Rôle majeur des intestins

Les intestins sont le siège de multiples réactions qui peuvent sévèrement bloquer le métabolisme et favoriser un certain nombre de troubles. A la lumière de plusieurs études récentes qui mettent l’intestin au centre de la santé, certaines certitudes sur l’alimentation et la digestion doivent donc être sérieusement réévaluées.

Exemple de la déminéralisation. On a récemment découvert qu’elle n’était pas due à un pH trop acide mais aux effets d’une inflammation chronique entraînée par un déséquilibre, en quantité et en qualité, des bactéries intestinales.

Critère de l’acidité. Ce n’est pas l’acidité de la flore qui accélère le vieillissement mais les infections virales chroniques de l’intestin grêle qui perturbent l’absorption des aliments et provoquent des carences, par exemple en vitamine D. La vitamine D, liposoluble, est absorbée dans l’iléon terminal avec les graisses. Toute altération de l’iléon terminal résulte rapidement en une baisse sévère du taux de vitamine D.

Les Rhumatismes. Les rhumatismes se développent eux aussi à cause de carences vitaminiques et de troubles du transit qui finissent par provoquer des altérations des structures articulaires, et non pas à cause d’un excès d’acidité sanguine.

Idées reçues sur l’acidité

Il est vrai que l’acidité provoque une pullulation des bactéries intestinales, puis une fermentation et une putréfaction du bol alimentaire. Mais, pour les aliments, leur classement en « acide » ou « alcalin » est à revoir. Par exemple, ceux qui fermentent sont toujours acidifiants car les bactéries intestinales les transforment en alcool et acides butyrique, acétique ou propionique. C’est ainsi que chez de nombreuses personnes, la pomme de terre et la carotte sont acidifiantes… En revanche, les aliments absorbés au niveau de l’intestin grêle ne passent pas par l’étape de putréfaction et, du coup, sont alcalinisants. C’est le cas du canard, riche en oméga-9, et des poissons gras (saumon, thon, maquereau, etc.), riches en oméga-3, qui sont bel et bien antioxydants.

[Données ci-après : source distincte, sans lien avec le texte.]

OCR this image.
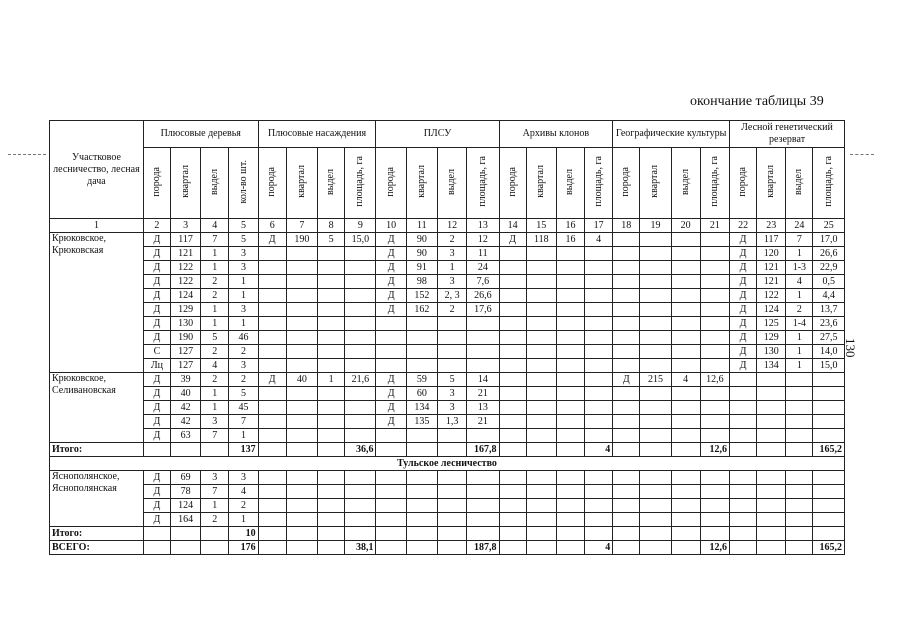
окончание таблицы 39
130
Участковое лесничество, лесная дача	Плюсовые деревья				Плюсовые насаждения				ПЛСУ				Архивы клонов				Географические культуры				Лесной генетический резерват			
	порода	квартал	выдел	кол-во шт.	порода	квартал	выдел	площадь, га	порода	квартал	выдел	площадь, га	порода	квартал	выдел	площадь, га	порода	квартал	выдел	площадь, га	порода	квартал	выдел	площадь, га
1	2	3	4	5	6	7	8	9	10	11	12	13	14	15	16	17	18	19	20	21	22	23	24	25
Крюковское, Крюковская	Д	117	7	5	Д	190	5	15,0	Д	90	2	12	Д	118	16	4					Д	117	7	17,0
	Д	121	1	3					Д	90	3	11									Д	120	1	26,6
	Д	122	1	3					Д	91	1	24									Д	121	1-3	22,9
	Д	122	2	1					Д	98	3	7,6									Д	121	4	0,5
	Д	124	2	1					Д	152	2, 3	26,6									Д	122	1	4,4
	Д	129	1	3					Д	162	2	17,6									Д	124	2	13,7
	Д	130	1	1																	Д	125	1-4	23,6
	Д	190	5	46																	Д	129	1	27,5
	С	127	2	2																	Д	130	1	14,0
	Лц	127	4	3																	Д	134	1	15,0
Крюковское, Селивановская	Д	39	2	2	Д	40	1	21,6	Д	59	5	14					Д	215	4	12,6				
	Д	40	1	5					Д	60	3	21												
	Д	42	1	45					Д	134	3	13												
	Д	42	3	7					Д	135	1,3	21												
	Д	63	7	1																				
Итого:				137				36,6				167,8				4				12,6				165,2
Тульское лесничество																								
Яснополянское, Яснополянская	Д	69	3	3																				
	Д	78	7	4																				
	Д	124	1	2																				
	Д	164	2	1																				
Итого:				10																				
ВСЕГО:				176				38,1				187,8				4				12,6				165,2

Toutes les idées reçues sur l’effet de l’acidité sont donc à revoir et continuent de faire l’objet de recherches.

Les neurotransmetteurs sont fabriqués dans l’estomac

Les neurotransmetteurs nous renvoient à un autre domaine passionnant pour explorer le rôle du système digestif et précisément celui des bactéries intestinales. Celles-ci on en effet une action majeure sur les neurotransmetteurs, messagers chimiques de l’organisme.

Il faut savoir que le fœtus n’a pas de flore bactérienne propre, il vit donc sur celle de sa mère. Son premier essaimage a lieu au moment de sa naissance, grâce à la flore vaginale de sa maman puis aux bactéries qu’il respire. C’est cette flore primaire qui crée son milieu bactérien pour la vie entière. Une flore secondaire la complète au contact du sein de la maman, au moment des tétées. Si l’enfant n’a pas bénéficié de ces deux essaimages, sa flore sera déficiente et lui sera toute sa vie plus fragile, plus sensible aux allergies par exemple, mais aussi à de nombreuses pathologies.

Or c’est dans les intestins qu’on fabrique 70 % des neurotransmetteurs. Une flore défectueuse engendre forcément un déséquilibre entre ceux qui stimulent (adrénaline, dopamine, acétylcholine) et ceux qui apaisent (sérotonine, GABa).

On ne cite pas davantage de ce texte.